Aspect Sentiment Classification with both Word-level and Clause-level Attention Networks

Authors: Jingjing Wang, Jie Li, Shoushan Li, Yangyang Kang, Min Zhang, Luo Si, Guodong Zhou

IJCAI 2018 | Conference PDF | Archive PDF | Plain Text | LLM Run Details

Reproducibility Variable Result LLM Response
Research Type Experimental Experimental results on the laptop and restaurant datasets from Sem Eval-2015 demonstrate the effectiveness of our proposed approach to aspect sentiment classification.
Researcher Affiliation Collaboration 1School of Computer Science and Technology, Soochow University, China 2Alibaba Group, China 3School of Computer Science and Engineering, Southeast University, China
Pseudocode No The paper includes architectural diagrams and mathematical formulas but no blocks explicitly labeled 'Pseudocode' or 'Algorithm'.

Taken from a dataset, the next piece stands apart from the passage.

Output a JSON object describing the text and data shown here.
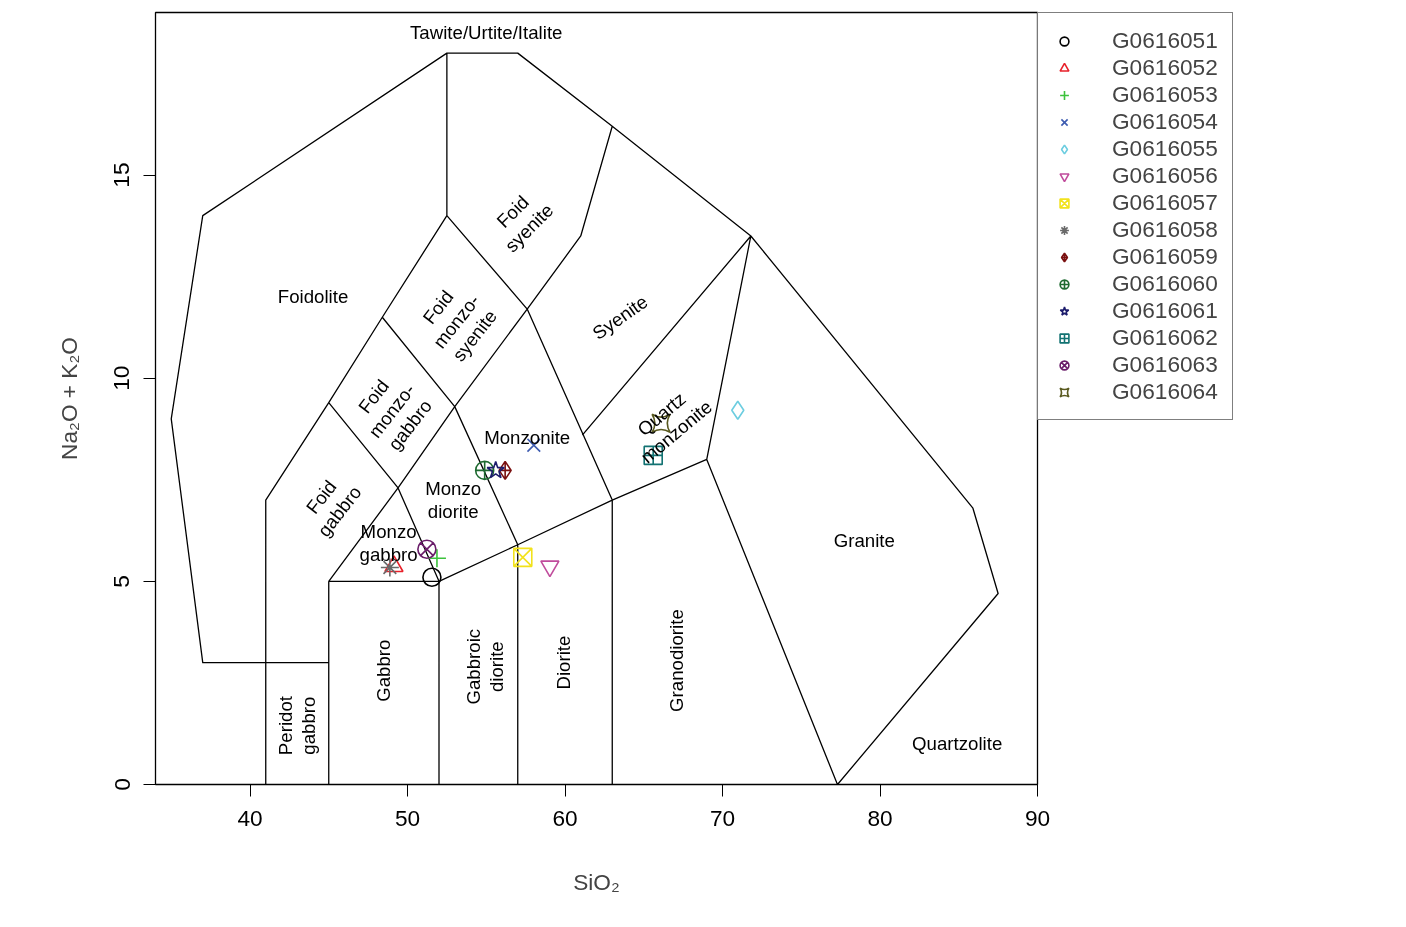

Open Source Code No The paper mentions 'The word embedding resource is released at https://github.com/jjwangnlp/PTE2ASC' but this refers to a resource used, not the source code for the main methodology described in the paper.
Open Datasets Yes We conduct experiments on two datasets (i.e., one from the laptop domain and the other from the restaurant domain) from Sem Eval-2015 Task 121 [Pontiki et al., 2015] to validate the effectiveness of our approach. 1The detail introduction of this task is available at http://alt.qcri.org/semeval2015/task12/
Dataset Splits Yes We also set aside 10% from the training set as the development data which is used to tune algorithm parameters.

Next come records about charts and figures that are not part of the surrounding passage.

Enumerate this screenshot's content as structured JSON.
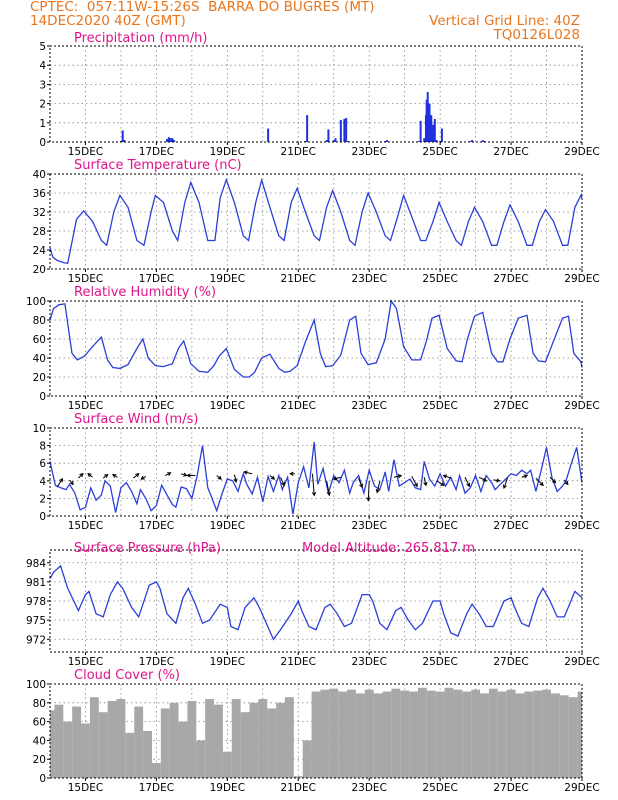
{
  "header": {
    "line1": "CPTEC:  057:11W-15:26S  BARRA DO BUGRES (MT)",
    "line2": "14DEC2020 40Z (GMT)",
    "grid_note": "Vertical Grid Line: 40Z",
    "code": "TQ0126L028"
  },
  "colors": {
    "header": "#e8761e",
    "title": "#e0148a",
    "line": "#2b3fd8",
    "bar": "#1e30e0",
    "cloud": "#a8a8a8",
    "grid": "#888888",
    "arrow": "#000000"
  },
  "x_tick_labels": [
    "15DEC",
    "17DEC",
    "19DEC",
    "21DEC",
    "23DEC",
    "25DEC",
    "27DEC",
    "29DEC"
  ],
  "chart_data": [
    {
      "type": "bar",
      "name": "precip",
      "title": "Precipitation (mm/h)",
      "x_range_days": [
        14.0,
        29.0
      ],
      "ylim": [
        0,
        5
      ],
      "yticks": [
        0,
        1,
        2,
        3,
        4,
        5
      ],
      "x": [
        16.0,
        16.05,
        16.1,
        17.3,
        17.35,
        17.4,
        17.45,
        17.5,
        20.15,
        21.2,
        21.25,
        21.8,
        21.85,
        22.0,
        22.05,
        22.2,
        22.3,
        22.35,
        22.4,
        23.45,
        23.5,
        24.4,
        24.45,
        24.55,
        24.6,
        24.62,
        24.65,
        24.7,
        24.75,
        24.8,
        24.85,
        24.9,
        25.0,
        25.05,
        25.85,
        25.9,
        26.2,
        26.25
      ],
      "values": [
        0.05,
        0.6,
        0.1,
        0.15,
        0.25,
        0.2,
        0.2,
        0.1,
        0.7,
        0.05,
        1.4,
        0.1,
        0.65,
        0.1,
        0.2,
        1.15,
        1.2,
        1.25,
        0.05,
        0.05,
        0.1,
        0.05,
        1.1,
        0.2,
        1.4,
        2.2,
        2.6,
        2.0,
        1.4,
        0.9,
        1.2,
        0.1,
        0.05,
        0.7,
        0.05,
        0.1,
        0.1,
        0.05
      ]
    },
    {
      "type": "line",
      "name": "temp",
      "title": "Surface Temperature (nC)",
      "x_range_days": [
        14.0,
        29.0
      ],
      "ylim": [
        20,
        40
      ],
      "yticks": [
        20,
        24,
        28,
        32,
        36,
        40
      ],
      "x": [
        14.0,
        14.08,
        14.2,
        14.4,
        14.5,
        14.75,
        14.95,
        15.2,
        15.45,
        15.6,
        15.8,
        15.97,
        16.2,
        16.45,
        16.65,
        16.85,
        16.97,
        17.2,
        17.45,
        17.6,
        17.8,
        17.97,
        18.2,
        18.45,
        18.65,
        18.8,
        18.97,
        19.2,
        19.45,
        19.6,
        19.8,
        19.97,
        20.2,
        20.45,
        20.6,
        20.8,
        20.97,
        21.2,
        21.45,
        21.6,
        21.8,
        21.97,
        22.2,
        22.45,
        22.6,
        22.8,
        22.97,
        23.2,
        23.45,
        23.6,
        23.8,
        23.97,
        24.2,
        24.45,
        24.6,
        24.8,
        24.97,
        25.2,
        25.45,
        25.6,
        25.8,
        25.97,
        26.2,
        26.45,
        26.6,
        26.8,
        26.97,
        27.2,
        27.45,
        27.6,
        27.8,
        27.97,
        28.2,
        28.45,
        28.6,
        28.8,
        28.97,
        29.0
      ],
      "values": [
        24.5,
        22.5,
        21.8,
        21.3,
        21.2,
        30.5,
        32.2,
        30,
        26,
        25,
        32,
        35.5,
        33,
        26,
        25,
        32,
        35.5,
        34,
        28,
        26,
        34,
        38.2,
        34,
        26,
        26,
        35,
        38.8,
        34,
        27,
        26,
        34,
        38.7,
        33,
        27,
        26,
        34,
        37,
        32,
        27,
        26,
        33,
        36.5,
        32,
        26,
        25,
        32,
        36,
        32,
        27,
        26,
        31,
        35.5,
        31,
        26,
        26,
        30,
        34,
        30,
        26,
        25,
        30,
        33,
        30,
        25,
        25,
        30,
        33.5,
        30,
        25,
        25,
        30,
        32.5,
        30,
        25,
        25,
        33,
        35.5,
        35
      ]
    },
    {
      "type": "line",
      "name": "rh",
      "title": "Relative Humidity (%)",
      "x_range_days": [
        14.0,
        29.0
      ],
      "ylim": [
        0,
        100
      ],
      "yticks": [
        0,
        20,
        40,
        60,
        80,
        100
      ],
      "x": [
        14.0,
        14.1,
        14.25,
        14.42,
        14.62,
        14.77,
        14.97,
        15.2,
        15.45,
        15.62,
        15.77,
        15.97,
        16.2,
        16.45,
        16.62,
        16.77,
        16.97,
        17.2,
        17.45,
        17.62,
        17.77,
        17.97,
        18.2,
        18.45,
        18.62,
        18.77,
        18.97,
        19.2,
        19.45,
        19.62,
        19.77,
        19.97,
        20.2,
        20.45,
        20.62,
        20.77,
        20.97,
        21.2,
        21.45,
        21.62,
        21.77,
        21.97,
        22.2,
        22.45,
        22.62,
        22.77,
        22.97,
        23.2,
        23.45,
        23.62,
        23.77,
        23.97,
        24.2,
        24.45,
        24.62,
        24.77,
        24.97,
        25.2,
        25.45,
        25.62,
        25.77,
        25.97,
        26.2,
        26.45,
        26.62,
        26.77,
        26.97,
        27.2,
        27.45,
        27.62,
        27.77,
        27.97,
        28.2,
        28.45,
        28.62,
        28.77,
        28.97,
        29.0
      ],
      "values": [
        80,
        92,
        96,
        97,
        45,
        38,
        42,
        52,
        62,
        38,
        30,
        29,
        33,
        50,
        60,
        40,
        32,
        31,
        34,
        50,
        58,
        34,
        26,
        25,
        32,
        42,
        50,
        28,
        20,
        20,
        25,
        40,
        44,
        29,
        25,
        26,
        32,
        57,
        80,
        45,
        31,
        32,
        43,
        80,
        84,
        45,
        33,
        35,
        60,
        100,
        92,
        52,
        38,
        38,
        59,
        82,
        85,
        50,
        37,
        36,
        60,
        84,
        88,
        45,
        36,
        36,
        60,
        82,
        85,
        45,
        37,
        36,
        58,
        82,
        84,
        45,
        36,
        30
      ]
    },
    {
      "type": "line",
      "name": "wind",
      "title": "Surface Wind (m/s)",
      "x_range_days": [
        14.0,
        29.0
      ],
      "ylim": [
        0,
        10
      ],
      "yticks": [
        0,
        2,
        4,
        6,
        8,
        10
      ],
      "x": [
        14.0,
        14.15,
        14.3,
        14.45,
        14.55,
        14.7,
        14.85,
        15.0,
        15.15,
        15.3,
        15.45,
        15.55,
        15.7,
        15.85,
        16.0,
        16.15,
        16.3,
        16.45,
        16.55,
        16.7,
        16.85,
        17.0,
        17.15,
        17.3,
        17.45,
        17.55,
        17.7,
        17.85,
        18.0,
        18.15,
        18.3,
        18.45,
        18.55,
        18.7,
        18.85,
        19.0,
        19.15,
        19.3,
        19.45,
        19.55,
        19.7,
        19.85,
        20.0,
        20.15,
        20.3,
        20.45,
        20.55,
        20.7,
        20.85,
        21.0,
        21.15,
        21.3,
        21.45,
        21.55,
        21.7,
        21.85,
        22.0,
        22.15,
        22.3,
        22.45,
        22.55,
        22.7,
        22.85,
        23.0,
        23.15,
        23.3,
        23.45,
        23.55,
        23.7,
        23.85,
        24.0,
        24.15,
        24.3,
        24.45,
        24.55,
        24.7,
        24.85,
        25.0,
        25.15,
        25.3,
        25.45,
        25.55,
        25.7,
        25.85,
        26.0,
        26.15,
        26.3,
        26.45,
        26.55,
        26.7,
        26.85,
        27.0,
        27.15,
        27.3,
        27.45,
        27.55,
        27.7,
        27.85,
        28.0,
        28.15,
        28.3,
        28.45,
        28.55,
        28.7,
        28.85,
        29.0
      ],
      "values": [
        6.2,
        3.5,
        3.2,
        3.0,
        3.6,
        2.6,
        0.7,
        1.0,
        3.2,
        1.8,
        2.4,
        4.0,
        3.4,
        0.4,
        3.2,
        3.8,
        2.8,
        1.4,
        3.0,
        2.0,
        0.6,
        1.2,
        3.5,
        2.4,
        1.3,
        1.0,
        3.3,
        3.1,
        2.0,
        4.6,
        8.0,
        3.2,
        2.2,
        0.6,
        2.5,
        4.2,
        4.0,
        2.8,
        4.8,
        3.6,
        2.5,
        4.4,
        1.6,
        4.5,
        2.8,
        4.6,
        3.0,
        4.4,
        0.2,
        3.8,
        5.6,
        3.2,
        8.4,
        3.6,
        5.4,
        2.6,
        4.6,
        3.8,
        5.2,
        2.6,
        3.8,
        4.6,
        2.6,
        5.2,
        3.4,
        3.0,
        5.0,
        2.8,
        6.4,
        3.4,
        3.8,
        4.2,
        3.2,
        3.0,
        6.2,
        4.2,
        3.4,
        4.8,
        3.4,
        4.4,
        3.0,
        4.6,
        2.6,
        3.2,
        4.6,
        2.8,
        4.6,
        3.8,
        3.0,
        3.6,
        4.2,
        4.8,
        4.6,
        5.2,
        4.8,
        5.2,
        2.8,
        5.2,
        7.8,
        4.4,
        2.8,
        3.4,
        4.0,
        6.0,
        7.8,
        3.8
      ],
      "arrows": [
        {
          "x": 14.2,
          "y": 3.3,
          "u": 0.6,
          "v": 0.9
        },
        {
          "x": 14.55,
          "y": 4.1,
          "u": 0.4,
          "v": -0.5
        },
        {
          "x": 14.8,
          "y": 4.3,
          "u": 0.5,
          "v": 0.5
        },
        {
          "x": 15.2,
          "y": 4.4,
          "u": -0.5,
          "v": 0.4
        },
        {
          "x": 15.5,
          "y": 4.3,
          "u": 0.5,
          "v": 0.4
        },
        {
          "x": 15.9,
          "y": 4.4,
          "u": -0.5,
          "v": 0.3
        },
        {
          "x": 16.35,
          "y": 4.3,
          "u": 0.6,
          "v": 0.5
        },
        {
          "x": 16.7,
          "y": 4.5,
          "u": -0.5,
          "v": -0.3
        },
        {
          "x": 17.25,
          "y": 4.6,
          "u": 0.6,
          "v": 0.3
        },
        {
          "x": 17.7,
          "y": 4.8,
          "u": 0.6,
          "v": -0.2
        },
        {
          "x": 18.1,
          "y": 4.6,
          "u": -0.9,
          "v": 0.0
        },
        {
          "x": 18.7,
          "y": 4.6,
          "u": 0.5,
          "v": -0.4
        },
        {
          "x": 19.2,
          "y": 4.7,
          "u": 0.2,
          "v": -0.8
        },
        {
          "x": 19.7,
          "y": 4.8,
          "u": -0.9,
          "v": 0.2
        },
        {
          "x": 20.2,
          "y": 4.6,
          "u": 0.5,
          "v": -0.4
        },
        {
          "x": 20.5,
          "y": 4.4,
          "u": 0.4,
          "v": -0.9
        },
        {
          "x": 20.9,
          "y": 4.8,
          "u": -0.5,
          "v": 0.0
        },
        {
          "x": 21.4,
          "y": 4.8,
          "u": 0.2,
          "v": -2.4
        },
        {
          "x": 21.8,
          "y": 4.0,
          "u": 0.3,
          "v": -1.6
        },
        {
          "x": 22.2,
          "y": 4.4,
          "u": -0.8,
          "v": -0.2
        },
        {
          "x": 22.7,
          "y": 4.3,
          "u": 0.4,
          "v": -1.0
        },
        {
          "x": 23.0,
          "y": 4.0,
          "u": -0.1,
          "v": -2.2
        },
        {
          "x": 23.3,
          "y": 4.0,
          "u": -0.3,
          "v": -1.3
        },
        {
          "x": 23.7,
          "y": 4.4,
          "u": 0.8,
          "v": 0.2
        },
        {
          "x": 24.2,
          "y": 4.5,
          "u": 0.6,
          "v": -1.1
        },
        {
          "x": 24.55,
          "y": 4.4,
          "u": 0.2,
          "v": -0.9
        },
        {
          "x": 24.9,
          "y": 4.0,
          "u": 0.8,
          "v": -0.5
        },
        {
          "x": 25.3,
          "y": 4.3,
          "u": -0.8,
          "v": 0.3
        },
        {
          "x": 25.7,
          "y": 4.4,
          "u": 0.5,
          "v": -1.0
        },
        {
          "x": 26.1,
          "y": 4.4,
          "u": 0.8,
          "v": -0.4
        },
        {
          "x": 26.5,
          "y": 4.1,
          "u": 0.7,
          "v": -0.1
        },
        {
          "x": 26.9,
          "y": 4.3,
          "u": -0.4,
          "v": -1.1
        },
        {
          "x": 27.3,
          "y": 4.4,
          "u": 0.6,
          "v": 0.2
        },
        {
          "x": 27.7,
          "y": 4.3,
          "u": 0.8,
          "v": -0.8
        },
        {
          "x": 28.1,
          "y": 4.4,
          "u": 0.6,
          "v": -0.6
        },
        {
          "x": 28.5,
          "y": 4.1,
          "u": 0.4,
          "v": -0.5
        }
      ]
    },
    {
      "type": "line",
      "name": "pressure",
      "title": "Surface Pressure (hPa)",
      "subtitle": "Model Altitude: 265.817 m",
      "x_range_days": [
        14.0,
        29.0
      ],
      "ylim": [
        970,
        986
      ],
      "yticks": [
        972,
        975,
        978,
        981,
        984
      ],
      "x": [
        14.0,
        14.1,
        14.3,
        14.5,
        14.8,
        15.0,
        15.1,
        15.3,
        15.5,
        15.7,
        15.9,
        16.05,
        16.3,
        16.5,
        16.8,
        17.0,
        17.1,
        17.3,
        17.55,
        17.75,
        17.9,
        18.1,
        18.3,
        18.5,
        18.8,
        19.0,
        19.1,
        19.3,
        19.5,
        19.75,
        19.9,
        20.1,
        20.3,
        20.5,
        20.8,
        21.0,
        21.1,
        21.3,
        21.5,
        21.75,
        21.9,
        22.1,
        22.3,
        22.5,
        22.8,
        23.0,
        23.1,
        23.3,
        23.5,
        23.75,
        23.9,
        24.1,
        24.3,
        24.5,
        24.8,
        25.0,
        25.1,
        25.3,
        25.5,
        25.75,
        25.9,
        26.1,
        26.3,
        26.5,
        26.8,
        27.0,
        27.1,
        27.3,
        27.5,
        27.75,
        27.9,
        28.1,
        28.3,
        28.5,
        28.8,
        29.0
      ],
      "values": [
        981.5,
        982.5,
        983.5,
        980,
        976.5,
        979,
        979.5,
        976,
        975.5,
        979,
        981,
        980,
        977,
        975.5,
        980.5,
        981,
        980,
        976,
        974.5,
        978.5,
        980,
        977.5,
        974.5,
        975,
        977.5,
        977,
        974,
        973.5,
        977,
        978.5,
        977,
        974.5,
        972,
        973.5,
        976,
        978,
        976.5,
        974,
        973.5,
        977,
        977.5,
        976,
        974,
        974.5,
        979,
        979,
        978,
        974.5,
        973.5,
        976.5,
        977,
        975,
        973.5,
        974.5,
        978,
        978,
        976,
        973,
        972.5,
        976,
        977.5,
        976,
        974,
        974,
        978,
        978.5,
        977,
        974.5,
        974,
        978.5,
        980,
        978,
        975.5,
        975.5,
        979.5,
        978.5
      ]
    },
    {
      "type": "bar",
      "name": "cloud",
      "title": "Cloud Cover (%)",
      "x_range_days": [
        14.0,
        29.0
      ],
      "ylim": [
        0,
        100
      ],
      "yticks": [
        0,
        20,
        40,
        60,
        80,
        100
      ],
      "x": [
        14.0,
        14.25,
        14.5,
        14.75,
        15.0,
        15.25,
        15.5,
        15.75,
        16.0,
        16.25,
        16.5,
        16.75,
        17.0,
        17.25,
        17.5,
        17.75,
        18.0,
        18.25,
        18.5,
        18.75,
        19.0,
        19.25,
        19.5,
        19.75,
        20.0,
        20.25,
        20.5,
        20.75,
        21.0,
        21.25,
        21.5,
        21.75,
        22.0,
        22.25,
        22.5,
        22.75,
        23.0,
        23.25,
        23.5,
        23.75,
        24.0,
        24.25,
        24.5,
        24.75,
        25.0,
        25.25,
        25.5,
        25.75,
        26.0,
        26.25,
        26.5,
        26.75,
        27.0,
        27.25,
        27.5,
        27.75,
        28.0,
        28.25,
        28.5,
        28.75,
        29.0
      ],
      "values": [
        72,
        78,
        60,
        76,
        58,
        86,
        70,
        82,
        84,
        48,
        76,
        50,
        16,
        74,
        80,
        60,
        82,
        40,
        84,
        78,
        28,
        84,
        70,
        80,
        84,
        74,
        80,
        86,
        2,
        40,
        92,
        94,
        95,
        92,
        94,
        90,
        94,
        90,
        92,
        95,
        93,
        92,
        96,
        93,
        92,
        96,
        94,
        92,
        94,
        90,
        95,
        92,
        94,
        90,
        92,
        93,
        94,
        90,
        88,
        86,
        92
      ]
    }
  ]
}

Hardware Specification No The paper does not specify any hardware details such as GPU models, CPU models, or memory used for running the experiments.
Software Dependencies No The paper mentions using 'Adagrad' for optimization and a 'Discourse Segmenter Tool' but does not provide specific version numbers for any software dependencies.
Experiment Setup Yes The dimensions of attention vectors and LSTM hidden states are set to be 300. Specifically, the initial learning rate is 0.1. The regularization weight of the parameters is 10^-5, and the dropout rate is set to 0.25.